The strike has triggered a fuel shortage, which now threatens to grind critical services to a halt.
Long queues, frustrated drivers and outraged commuters defined the second day of the strike by a section of fuel suppliers protesting the 16 percent Value Added Tax on petroleum products.
The strike has triggered a fuel shortage, which now threatens to grind critical services to a halt, as most petrol stations stayed dry while those with the product limited motorists to between Sh1,000 and Sh200 worth of oil.
The Energy Regulatory Commission (ERC) made good it’s threat to cancel the licence of the Kenya Independent Petroleum Distributors Association (Kipeda), whose trucks had blocked major city fuel depots to prevent other suppliers from picking the product.
The ERC maintained that Kipeda Holdings Ltd’s operations will remain suspended until the strike is called off.
Petroleum Principal Secretary Andrew Kamau, who had unsuccessfully tried to intervene on Wednesday afternoon, said the government had started providing security for other trucks willing to pick product from the major depots to avert a crisis.
Kipeda officials are said to have shouted at the soft-spoken Principal Secretary demanding that the VAT on fuel be reversed before they allow any truck to pick fuel for distribution to the stations.
“The strike only made impact because they were threatening other drivers, which is very immature since even the President whom they are asking to sign the amendment on the bill to postpone the tax is not yet back in the country.

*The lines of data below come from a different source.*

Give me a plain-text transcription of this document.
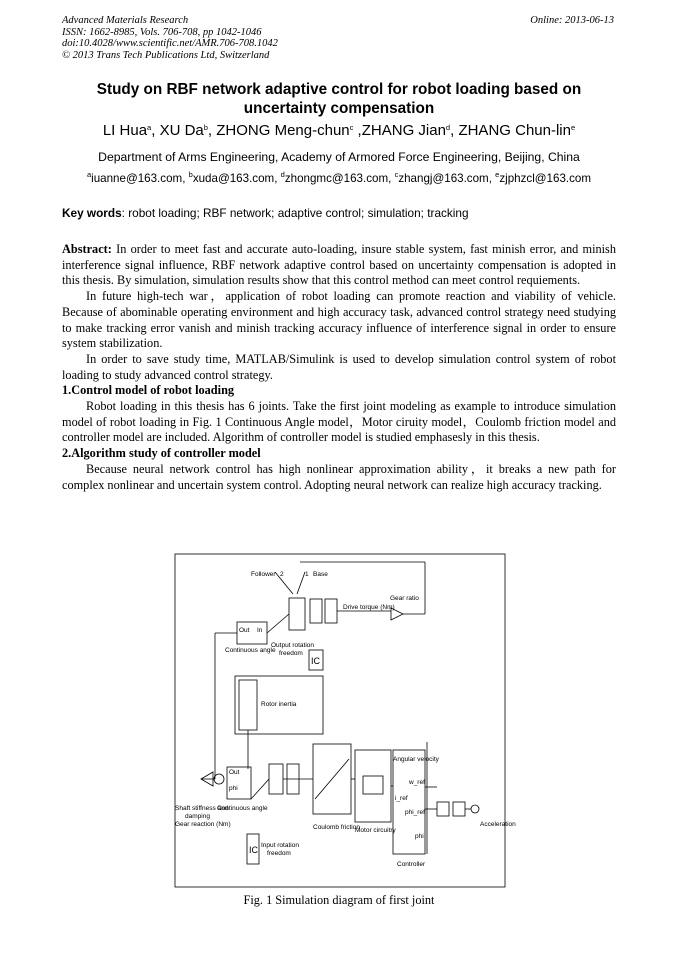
Advanced Materials Research
ISSN: 1662-8985, Vols. 706-708, pp 1042-1046
doi:10.4028/www.scientific.net/AMR.706-708.1042
© 2013 Trans Tech Publications Ltd, Switzerland
Online: 2013-06-13
Study on RBF network adaptive control for robot loading based on uncertainty compensation
LI Hua$^a$, XU Da$^b$, ZHONG Meng-chun$^c$ ,ZHANG Jian$^d$, ZHANG Chun-lin$^e$
Department of Arms Engineering, Academy of Armored Force Engineering, Beijing, China
$^a$iuanne@163.com, $^b$xuda@163.com, $^d$zhongmc@163.com, $^c$zhangj@163.com, $^e$zjphzcl@163.com
Key words: robot loading; RBF network; adaptive control; simulation; tracking

Abstract: In order to meet fast and accurate auto-loading, insure stable system, fast minish error, and minish interference signal influence, RBF network adaptive control based on uncertainty compensation is adopted in this thesis. By simulation, simulation results show that this control method can meet control requiements.

In future high-tech war，application of robot loading can promote reaction and viability of vehicle. Because of abominable operating environment and high accuracy task, advanced control strategy need studying to make tracking error vanish and minish tracking accuracy influence of interference signal in order to ensure system stabilization.

In order to save study time, MATLAB/Simulink is used to develop simulation control system of robot loading to study advanced control strategy.

1.Control model of robot loading

Robot loading in this thesis has 6 joints. Take the first joint modeling as example to introduce simulation model of robot loading in Fig. 1 Continuous Angle model，Motor ciruity model，Coulomb friction model and controller model are included. Algorithm of controller model is studied emphasesly in this thesis.

2.Algorithm study of controller model

Because neural network control has high nonlinear approximation ability，it breaks a new path for complex nonlinear and uncertain system control. Adopting neural network can realize high accuracy tracking.

Follower 2	1 Base
Gear ratio
Drive torque (Nm)
Out In
Continuous angle
Output rotation
freedom
IC
Rotor inertia
Out
phi
Shaft stiffness and
damping
Gear reaction (Nm)
Continuous angle
Input rotation
freedom
IC
Coulomb friction
Motor circuitry
Angular velocity
w_ref
i_ref
phi_ref
phi
Controller
Acceleration
Fig. 1 Simulation diagram of first joint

Why are they preventing those who want to work?” an enraged Mr Kamau told the Nation by telephone.
He added: “Anyway, trucks have been loading on all major depots today and we expect the situation to normalise between Saturday and Monday.”
Kipeda, which supplies petroleum products to independent retailers, had mobilised its members to paralyse operations at the major depots, especially the one on Nanyuki road near the Kenya Pipeline Company headquarters, causing an acute shortage since Wednesday.
Nairobi, which has the highest number of vehicle traffic, was hit most, as vehicles stalled on the road and long queues formed at the few petrol stations that had fuel.
Diesel was available in most of the stations but petrol had run out in most of the stations by Wednesday morning.
Drivers used containers, including the usually prohibited plastic ones, to buy fuel for their stalled vehicles as the situation worsened from Tuesday.
Others pushed their stalled cars to the petrol stations only to be told there was no more fuel available.
Truckers who poke to the Nation on condition of anonymity for fear of intimidation by Kipeda, revealed they had security escort out of Nairobi’s Industrial area but were not sure about their security beyond the zones with fears of attack by the striking truckers still rife.
“We cannot be sure what will happen once we leave Industrial area because this conflict still persists. We are just risking because now we have to do business,” a petrol tanker driver with one of the major multinational brands told the Nation.
He added, wistfully: “Hopefully this standoff wind end because, for many of us, this business is out livelihood and we cannot afford not to work.”
The suppliers had staged demonstrations and blocked Nanyuki road, which is a protected area, as General Service Unit (GSU) officers were deployed to ensure operations were not interrupted.
Interior Cabinet Secretary Fred Matiang’i, Inspector General of the Police Joseph Boinet and a high-powered security team later met the petroleum dealers in a bid to break the stalemate.
Motorists were enraged by the lack of fuel, whose price had soared after the 16 percent VAT, which MPs had tried to postpone by two years, took effect from September 1.
Consumer Federation of Kenya secretary-general Stephen Mutoro said the shortage was a double pain for motorists and commuters already facing tough times after the price rise last weekend.
“It is an insult to injury that the same over-taxed fuel is no longer available at filling stations. The long queues, as some stations ration fuel, is a reflection of a failed State and a major embarrassment to the family of Nations.
“It is during such moments when serious questions must be asked: Is the Government still in place? Why must we degenerate to such an unnecessary economic anarchy and chaos?” Mr Mutoro paused.
The consumer lobbyist called on President Uhuru Kenyatta to help break the stalemate by signing the Finance Bill 2018 into law and crack the whip on senior officers in his Government who bear the greatest responsibility for fuel crisis witnessed since Tuesday evening.
In January 2017, a similar shortage scenario played out after petroleum distributors protested implementation of a law prescribing fuel transit time limits persist.
There was an attempt to implement the Energy (Licensing of Petroleum Road Transportation Business) Regulations, 2013 which require oil tankers to operate between 6.30am and 6.30pm.
It lead to the early exit of then ERC Director General Joseph Ng’ang’a who proceeded on terminal leave eight months before his term ended.